SLS — Hans van Haren (NIOZ)
High-resolution observations of internal wave induced turbulence in the deep ocean
An overview is presented of high-resolution temperature observations above underwater topography in the deep, generally stably stratified ocean. The Eulerian mooring technique is used to monitor temperature variations by typically 100 sensors distributed over lines between 40 and 400 m long. The independent sensors sample at a rate of 1 Hz for up to one year with a precision better than 0.1 mK. This precision and sampling rate are sufficient to resolve the large, energy containing turbulent eddies and all of the internal waves and their breaking above underwater topography. Such underwater wave breaking is the key mechanism for the redistribution of nutrients and heat (to maintain the ocean stably stratified), and the resuspension of sediment.

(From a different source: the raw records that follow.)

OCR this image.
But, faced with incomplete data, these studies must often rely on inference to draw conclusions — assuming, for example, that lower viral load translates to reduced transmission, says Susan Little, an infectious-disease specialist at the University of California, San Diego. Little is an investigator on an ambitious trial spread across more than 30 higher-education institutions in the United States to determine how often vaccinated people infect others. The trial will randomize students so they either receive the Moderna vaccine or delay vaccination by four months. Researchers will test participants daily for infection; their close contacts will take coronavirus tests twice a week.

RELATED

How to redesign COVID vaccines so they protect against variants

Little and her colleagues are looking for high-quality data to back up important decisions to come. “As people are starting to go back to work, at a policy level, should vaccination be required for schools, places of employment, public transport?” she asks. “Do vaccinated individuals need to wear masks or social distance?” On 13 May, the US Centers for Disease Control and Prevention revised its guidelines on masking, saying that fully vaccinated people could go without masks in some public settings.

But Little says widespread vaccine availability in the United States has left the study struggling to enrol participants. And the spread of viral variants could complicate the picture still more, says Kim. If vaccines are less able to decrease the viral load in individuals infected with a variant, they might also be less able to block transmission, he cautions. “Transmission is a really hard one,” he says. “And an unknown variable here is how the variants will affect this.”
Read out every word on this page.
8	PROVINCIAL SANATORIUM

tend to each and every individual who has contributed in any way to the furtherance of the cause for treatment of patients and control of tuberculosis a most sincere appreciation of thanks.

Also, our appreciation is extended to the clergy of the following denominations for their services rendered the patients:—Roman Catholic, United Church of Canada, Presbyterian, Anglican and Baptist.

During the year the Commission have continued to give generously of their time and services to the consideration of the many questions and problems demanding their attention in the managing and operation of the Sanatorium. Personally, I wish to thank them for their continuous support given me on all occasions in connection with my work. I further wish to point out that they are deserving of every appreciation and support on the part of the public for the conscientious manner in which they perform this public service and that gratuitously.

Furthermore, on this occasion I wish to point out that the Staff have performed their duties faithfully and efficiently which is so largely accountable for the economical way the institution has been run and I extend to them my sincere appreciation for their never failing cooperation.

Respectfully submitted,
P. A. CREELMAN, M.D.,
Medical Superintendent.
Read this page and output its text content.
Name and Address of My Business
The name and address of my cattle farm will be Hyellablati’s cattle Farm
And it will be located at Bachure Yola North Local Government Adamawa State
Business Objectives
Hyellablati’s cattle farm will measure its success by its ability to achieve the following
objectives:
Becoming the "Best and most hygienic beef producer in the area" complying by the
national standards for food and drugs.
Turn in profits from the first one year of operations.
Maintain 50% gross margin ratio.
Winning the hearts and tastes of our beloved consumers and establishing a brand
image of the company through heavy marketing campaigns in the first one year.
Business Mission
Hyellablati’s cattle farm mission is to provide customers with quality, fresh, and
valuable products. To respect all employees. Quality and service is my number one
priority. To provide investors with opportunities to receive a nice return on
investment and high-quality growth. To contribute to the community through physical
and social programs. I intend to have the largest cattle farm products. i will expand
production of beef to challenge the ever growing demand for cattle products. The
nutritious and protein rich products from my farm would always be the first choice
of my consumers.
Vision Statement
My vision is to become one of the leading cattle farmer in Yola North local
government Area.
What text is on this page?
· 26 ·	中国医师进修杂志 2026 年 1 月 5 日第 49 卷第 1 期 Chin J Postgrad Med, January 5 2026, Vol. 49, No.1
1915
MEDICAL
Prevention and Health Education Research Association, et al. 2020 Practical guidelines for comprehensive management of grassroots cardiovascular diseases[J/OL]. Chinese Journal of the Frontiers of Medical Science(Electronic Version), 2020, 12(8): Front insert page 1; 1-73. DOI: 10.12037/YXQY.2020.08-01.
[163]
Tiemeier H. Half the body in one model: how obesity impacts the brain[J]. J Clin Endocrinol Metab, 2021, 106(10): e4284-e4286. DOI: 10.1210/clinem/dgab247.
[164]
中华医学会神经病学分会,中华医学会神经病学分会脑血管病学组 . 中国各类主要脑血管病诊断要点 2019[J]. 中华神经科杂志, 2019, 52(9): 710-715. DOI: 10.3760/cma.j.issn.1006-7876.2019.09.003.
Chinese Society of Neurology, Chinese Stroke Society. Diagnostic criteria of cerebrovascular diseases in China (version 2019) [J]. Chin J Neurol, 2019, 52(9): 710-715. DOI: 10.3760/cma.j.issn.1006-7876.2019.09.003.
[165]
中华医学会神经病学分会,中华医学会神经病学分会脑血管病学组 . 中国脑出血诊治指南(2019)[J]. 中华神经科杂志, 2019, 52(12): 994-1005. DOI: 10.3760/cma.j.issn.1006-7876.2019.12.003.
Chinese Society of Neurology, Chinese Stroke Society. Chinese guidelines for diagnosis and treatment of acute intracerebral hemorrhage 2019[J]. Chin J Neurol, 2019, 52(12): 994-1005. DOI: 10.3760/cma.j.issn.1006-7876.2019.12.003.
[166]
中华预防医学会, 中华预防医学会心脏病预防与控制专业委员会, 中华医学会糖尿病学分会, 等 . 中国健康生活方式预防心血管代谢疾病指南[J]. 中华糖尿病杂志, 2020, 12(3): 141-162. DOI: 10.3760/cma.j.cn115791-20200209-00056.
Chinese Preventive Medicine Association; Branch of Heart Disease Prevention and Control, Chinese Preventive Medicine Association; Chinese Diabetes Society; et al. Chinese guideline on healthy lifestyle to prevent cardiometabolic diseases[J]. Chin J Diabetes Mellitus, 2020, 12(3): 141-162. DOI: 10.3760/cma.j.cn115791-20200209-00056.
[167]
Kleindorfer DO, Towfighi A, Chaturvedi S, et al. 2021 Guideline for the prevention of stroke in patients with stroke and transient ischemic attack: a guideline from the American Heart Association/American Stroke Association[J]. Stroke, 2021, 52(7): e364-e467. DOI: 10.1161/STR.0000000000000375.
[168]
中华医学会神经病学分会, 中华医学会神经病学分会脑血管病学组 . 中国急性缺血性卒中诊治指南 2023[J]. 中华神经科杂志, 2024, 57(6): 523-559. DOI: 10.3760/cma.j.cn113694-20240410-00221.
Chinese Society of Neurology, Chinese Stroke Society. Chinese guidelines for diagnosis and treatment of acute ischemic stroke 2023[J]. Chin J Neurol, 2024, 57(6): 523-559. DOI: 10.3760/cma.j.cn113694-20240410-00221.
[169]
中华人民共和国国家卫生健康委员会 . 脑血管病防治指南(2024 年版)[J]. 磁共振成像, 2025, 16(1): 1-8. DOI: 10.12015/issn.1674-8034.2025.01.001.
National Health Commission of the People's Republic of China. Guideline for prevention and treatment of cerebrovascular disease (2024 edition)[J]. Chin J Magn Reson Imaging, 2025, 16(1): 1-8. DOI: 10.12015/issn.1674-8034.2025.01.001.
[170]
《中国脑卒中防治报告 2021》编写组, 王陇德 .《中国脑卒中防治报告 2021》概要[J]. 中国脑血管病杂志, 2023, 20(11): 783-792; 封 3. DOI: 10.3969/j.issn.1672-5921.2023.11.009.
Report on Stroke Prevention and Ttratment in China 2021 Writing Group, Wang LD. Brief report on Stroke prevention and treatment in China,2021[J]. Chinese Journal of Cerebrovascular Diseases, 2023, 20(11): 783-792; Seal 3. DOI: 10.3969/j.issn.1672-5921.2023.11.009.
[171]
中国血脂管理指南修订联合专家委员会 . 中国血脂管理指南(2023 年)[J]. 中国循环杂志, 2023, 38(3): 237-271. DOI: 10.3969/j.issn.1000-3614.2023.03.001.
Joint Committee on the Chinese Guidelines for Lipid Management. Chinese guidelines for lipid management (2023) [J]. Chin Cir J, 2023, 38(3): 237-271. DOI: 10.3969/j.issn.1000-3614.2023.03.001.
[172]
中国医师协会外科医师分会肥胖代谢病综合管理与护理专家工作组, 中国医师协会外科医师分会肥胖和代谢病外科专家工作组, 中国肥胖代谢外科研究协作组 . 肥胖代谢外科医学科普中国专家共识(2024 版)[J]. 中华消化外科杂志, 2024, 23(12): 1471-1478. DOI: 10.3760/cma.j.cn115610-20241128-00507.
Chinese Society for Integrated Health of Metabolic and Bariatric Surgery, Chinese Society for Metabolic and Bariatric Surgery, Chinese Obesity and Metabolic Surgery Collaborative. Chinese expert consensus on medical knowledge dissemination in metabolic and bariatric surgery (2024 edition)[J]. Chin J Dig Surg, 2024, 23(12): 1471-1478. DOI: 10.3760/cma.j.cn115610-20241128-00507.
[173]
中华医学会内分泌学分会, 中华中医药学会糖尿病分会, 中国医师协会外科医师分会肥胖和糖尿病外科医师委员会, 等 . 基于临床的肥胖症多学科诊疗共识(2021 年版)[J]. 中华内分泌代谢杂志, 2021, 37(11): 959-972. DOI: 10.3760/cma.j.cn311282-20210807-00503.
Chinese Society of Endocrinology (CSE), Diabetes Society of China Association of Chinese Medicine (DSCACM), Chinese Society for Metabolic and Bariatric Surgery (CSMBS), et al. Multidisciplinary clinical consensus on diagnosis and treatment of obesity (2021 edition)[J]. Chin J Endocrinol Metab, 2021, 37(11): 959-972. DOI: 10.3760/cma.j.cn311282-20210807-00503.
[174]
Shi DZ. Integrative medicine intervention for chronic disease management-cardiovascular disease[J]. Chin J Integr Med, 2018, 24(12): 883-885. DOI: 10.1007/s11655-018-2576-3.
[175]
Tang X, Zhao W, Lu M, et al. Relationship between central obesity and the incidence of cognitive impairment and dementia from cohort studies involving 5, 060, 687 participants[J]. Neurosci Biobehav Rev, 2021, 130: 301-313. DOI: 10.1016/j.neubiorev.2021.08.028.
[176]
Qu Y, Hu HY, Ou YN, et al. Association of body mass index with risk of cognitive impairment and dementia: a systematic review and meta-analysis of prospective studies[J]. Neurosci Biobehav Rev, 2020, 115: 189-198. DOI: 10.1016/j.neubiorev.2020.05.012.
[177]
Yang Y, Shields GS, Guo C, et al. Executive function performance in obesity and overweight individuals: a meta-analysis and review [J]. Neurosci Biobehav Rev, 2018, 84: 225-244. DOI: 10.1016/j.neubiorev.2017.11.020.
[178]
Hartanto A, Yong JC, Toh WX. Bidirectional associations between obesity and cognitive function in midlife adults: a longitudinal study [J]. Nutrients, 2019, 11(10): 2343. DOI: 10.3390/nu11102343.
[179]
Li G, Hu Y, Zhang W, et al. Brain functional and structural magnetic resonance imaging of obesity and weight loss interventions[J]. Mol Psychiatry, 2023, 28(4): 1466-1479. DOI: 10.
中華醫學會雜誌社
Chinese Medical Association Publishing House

Under conditions of tight temperature-density relationship, the temperature data are used to quantify turbulent overturns. These observations show two distinctive turbulence processes that are associated with different phases of a large-scale, mainly tidal, internal gravity wave: i) highly nonlinear turbulent bores during the upslope propagating phase, and ii) Kelvin-Helmholtz billows, at some distance above the slope, during the downslope phase. While the former may be associated in part with convective turbulent overturning following Rayleigh-Taylor instabilities, the latter are mainly related to shear-induced instabilities. Under weaker stratified conditions, away from boundaries, free convective mixing appears more often, but a clear inertial subrange in temperature spectra is indicative of dominant shear-induced turbulence. With stratification, turbulence is seen to increase in dissipation rate and diffusivity all the way to the bottom, which challenges the idea of a homogeneous bottom boundary layer. With a newly developed five-lines mooring, the transition from isotropy (full turbulence) to anisotropy (stratified turbulence/internal waves) is revealed.